Cuando culmine el proceso electoral y se constituya la Cámara de Diputados muy probablemente Bolsonaro y sus aliados lleguen a controlar los dos tercios de los votos. Con ellos podrán introducir una serie de reformas hiper-retrógradas a la Constitución de 1988. Una de ellas, anticipada por el candidato presidencial, figura la criminalización del activismo social y de las organizaciones sociales cuyas acciones constituirían un crimen contra la seguridad del estado y el orden público y sus responsables deberían cumplir largas condenas en la cárcel.
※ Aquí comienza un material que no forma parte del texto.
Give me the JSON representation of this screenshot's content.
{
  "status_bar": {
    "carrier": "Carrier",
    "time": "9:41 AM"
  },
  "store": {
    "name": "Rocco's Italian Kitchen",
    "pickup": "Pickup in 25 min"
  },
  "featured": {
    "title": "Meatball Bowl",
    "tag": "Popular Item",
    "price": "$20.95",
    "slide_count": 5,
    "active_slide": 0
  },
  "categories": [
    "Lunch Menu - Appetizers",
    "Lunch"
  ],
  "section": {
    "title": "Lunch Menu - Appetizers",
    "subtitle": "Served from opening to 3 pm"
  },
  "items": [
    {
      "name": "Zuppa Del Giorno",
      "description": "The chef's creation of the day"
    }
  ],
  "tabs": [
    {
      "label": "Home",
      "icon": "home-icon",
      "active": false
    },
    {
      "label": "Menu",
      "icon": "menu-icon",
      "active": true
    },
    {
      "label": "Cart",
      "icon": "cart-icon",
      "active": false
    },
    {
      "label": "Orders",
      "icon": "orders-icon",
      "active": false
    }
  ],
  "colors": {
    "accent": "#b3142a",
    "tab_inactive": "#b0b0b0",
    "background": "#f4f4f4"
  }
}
Habrá que ver si esto finalmente logra ser aprobado en el Congreso. El tema no es si el PSL, el partido de Bolsonaro tendrá los votos, sino la intensidad de la reacción anti-PT que podría sedimentarse en un enorme bloque parlamentario con número suficiente para aprobar esas reformas. Si no lo tuviera, la tradicional corrupción de la política brasileña permitiría comprar los votos necesarios para satisfacer las retrógradas aspiraciones de Bolsonaro y la clase dominante de Brasil que, de este modo, constitucionalizaría los decretos y las leyes de Michel Temer. Dicho todo esto, sólo un milagro podría revertir esta brutal deriva autoritaria de la democracia brasileña. Pero los milagros no existen en la vida política.